真実のシェイクスピア
10じわりじわりと滲む君の体温
「すぅ…」
夜も深まり出す頃、夜風が当たる縁側で少年は寝息をたてていた。きっと泣いたから疲れたのだろう。名前の羽織に包まれた千寿郎は、安心しているかのようにうっすらと笑顔を浮かべていた。
そんな千寿郎を横に、名前も夜風に当たりながらある人物を待つ。
少し前に鴉を飛ばしたから、もう直ぐ来るはずだ。
「ヨク寝ルナ、コノ子供ハ」
「育ち盛りだからね。子供って言っても、年頃の男の子だよ…。起きてる時に言わないでね」
「フン。…!地響キダ、来タゾ」
鴉の声の後、少しだけ周りの気温が上がる。
夜風に靡く炎を象徴とした羽織。
月あかりに照らされたその人は、双眸を見開いた眼力で名前を見下ろした。
「中庭から邪魔をする!!!」
「今何時だと思ってるの!うるさい」
「む」
塀から飛び降り、名前の目の前へ着地する彼。
そう、名前の前にいるこの人は炎柱 煉獄杏寿郎である。彼女の隣にいる千寿郎と瓜二つな顔立ちだ。さすが兄弟。
寝てしまった千寿郎の迎えにと、名前は杏寿郎を呼んでいた。
「久しいな、名前!半年ぶりか!」
「そうだね、杏寿郎は相変わらずで何より」
「うむ!それよりも何故、千寿郎が名前の邸にいるのだ」
「私が誘ったの」
事の流れを杏寿郎へ話すと、彼は千寿郎の頭を静かに撫でた。その姿は弟を大切に思っている兄そのものである。
そんな優しい表情をしている杏寿郎に、何故か見とれている名前。
「…そんなに見られると穴が開くのだが」
「え、あ、えっとごめん!」
「何をそう見ていたんだ?」
「いや、その、杏寿郎が兄だなと」
「?そうだが」
杏寿郎とはほぼ同じタイミングで柱になった。初めは何を考えているのか分からず、彼の様子を伺うばかり。しかし、何度か話をしていくうちに、杏寿郎と打ち解け仲良くなった。
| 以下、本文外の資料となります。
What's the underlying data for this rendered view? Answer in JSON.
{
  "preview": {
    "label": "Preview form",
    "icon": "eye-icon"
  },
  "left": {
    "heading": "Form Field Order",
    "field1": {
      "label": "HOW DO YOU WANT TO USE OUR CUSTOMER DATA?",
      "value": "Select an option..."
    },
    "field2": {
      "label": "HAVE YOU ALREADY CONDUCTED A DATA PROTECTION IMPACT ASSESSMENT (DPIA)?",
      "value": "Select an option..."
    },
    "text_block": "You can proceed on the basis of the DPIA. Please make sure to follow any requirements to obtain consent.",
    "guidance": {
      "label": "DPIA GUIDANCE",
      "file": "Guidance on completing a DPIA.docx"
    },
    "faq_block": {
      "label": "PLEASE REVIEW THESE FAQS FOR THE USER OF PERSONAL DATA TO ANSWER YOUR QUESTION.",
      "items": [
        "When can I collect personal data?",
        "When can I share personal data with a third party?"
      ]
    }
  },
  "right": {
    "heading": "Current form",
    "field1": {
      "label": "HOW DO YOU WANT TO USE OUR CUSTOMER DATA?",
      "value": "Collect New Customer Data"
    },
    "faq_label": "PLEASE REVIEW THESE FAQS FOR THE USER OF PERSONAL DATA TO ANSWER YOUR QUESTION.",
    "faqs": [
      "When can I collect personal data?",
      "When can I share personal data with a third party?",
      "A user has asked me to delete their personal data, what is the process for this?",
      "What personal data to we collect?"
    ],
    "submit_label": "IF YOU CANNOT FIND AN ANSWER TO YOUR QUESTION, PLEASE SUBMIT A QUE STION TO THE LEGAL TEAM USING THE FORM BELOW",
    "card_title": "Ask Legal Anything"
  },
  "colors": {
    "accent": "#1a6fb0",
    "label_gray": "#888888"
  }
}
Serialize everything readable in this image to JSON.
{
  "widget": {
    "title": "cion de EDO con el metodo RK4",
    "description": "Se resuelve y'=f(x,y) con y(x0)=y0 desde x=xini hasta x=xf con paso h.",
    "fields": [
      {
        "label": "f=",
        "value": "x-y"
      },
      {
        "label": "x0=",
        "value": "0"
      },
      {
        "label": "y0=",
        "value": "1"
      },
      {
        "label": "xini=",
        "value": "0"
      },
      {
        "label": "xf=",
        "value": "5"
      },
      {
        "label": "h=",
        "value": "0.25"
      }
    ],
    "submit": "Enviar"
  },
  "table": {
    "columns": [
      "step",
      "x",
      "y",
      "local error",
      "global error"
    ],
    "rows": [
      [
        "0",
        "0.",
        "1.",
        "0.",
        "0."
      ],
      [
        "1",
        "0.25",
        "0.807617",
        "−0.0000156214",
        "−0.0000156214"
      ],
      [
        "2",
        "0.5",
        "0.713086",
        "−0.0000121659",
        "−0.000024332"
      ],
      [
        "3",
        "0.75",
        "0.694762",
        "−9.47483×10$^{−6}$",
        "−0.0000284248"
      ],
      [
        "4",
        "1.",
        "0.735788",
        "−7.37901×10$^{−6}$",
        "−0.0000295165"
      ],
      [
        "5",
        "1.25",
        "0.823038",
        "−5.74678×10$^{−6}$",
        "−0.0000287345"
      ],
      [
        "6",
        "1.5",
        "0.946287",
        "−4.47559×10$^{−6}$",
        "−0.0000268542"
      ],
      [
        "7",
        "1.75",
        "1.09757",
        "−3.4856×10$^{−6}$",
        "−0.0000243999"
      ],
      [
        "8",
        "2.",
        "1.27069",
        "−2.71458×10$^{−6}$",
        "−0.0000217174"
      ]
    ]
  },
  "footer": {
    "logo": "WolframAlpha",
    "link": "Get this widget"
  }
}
普段何も考えていないくせに、任務の時は頗る頭が冴え、彼の判断力で右に出るものは居ない。そういう所で本領発揮をするのはずるいと思う。
「お父さんとはどう?」
「相変わらずだ」
「そっか…」
「ははっ、落ち込むな!お前が気にすることでは無いぞ」
「ごめん…」
「む、お前らしくないな!元気をだせ!だが…」
『感謝する』
杏寿郎は、名前を見つめては静かに呟く。
優しく微笑んだその表情は、いつもの威圧感があるものではなく、思わず吸い込まれてしまいそうな表情だった。
思わずフイっと視線を逸らす名前。
「名前、熱でもあるのか!?顔が赤いぞ」
「だ、大丈夫!!ちょ、額を触らないで!」
「ははっ!遠慮する事は無いぞ!何かあってからじゃ遅いからな!」
「〜っ!!ちょっと、私の方が歳上なんですけど!」
「気にするな!!」
「気にするわ!!」
懐かしいと感じたこの時間。
隣に座る杏寿郎の肩が少しだけ触れて、夜風に当たる名前の身体をじわじわと温めていった。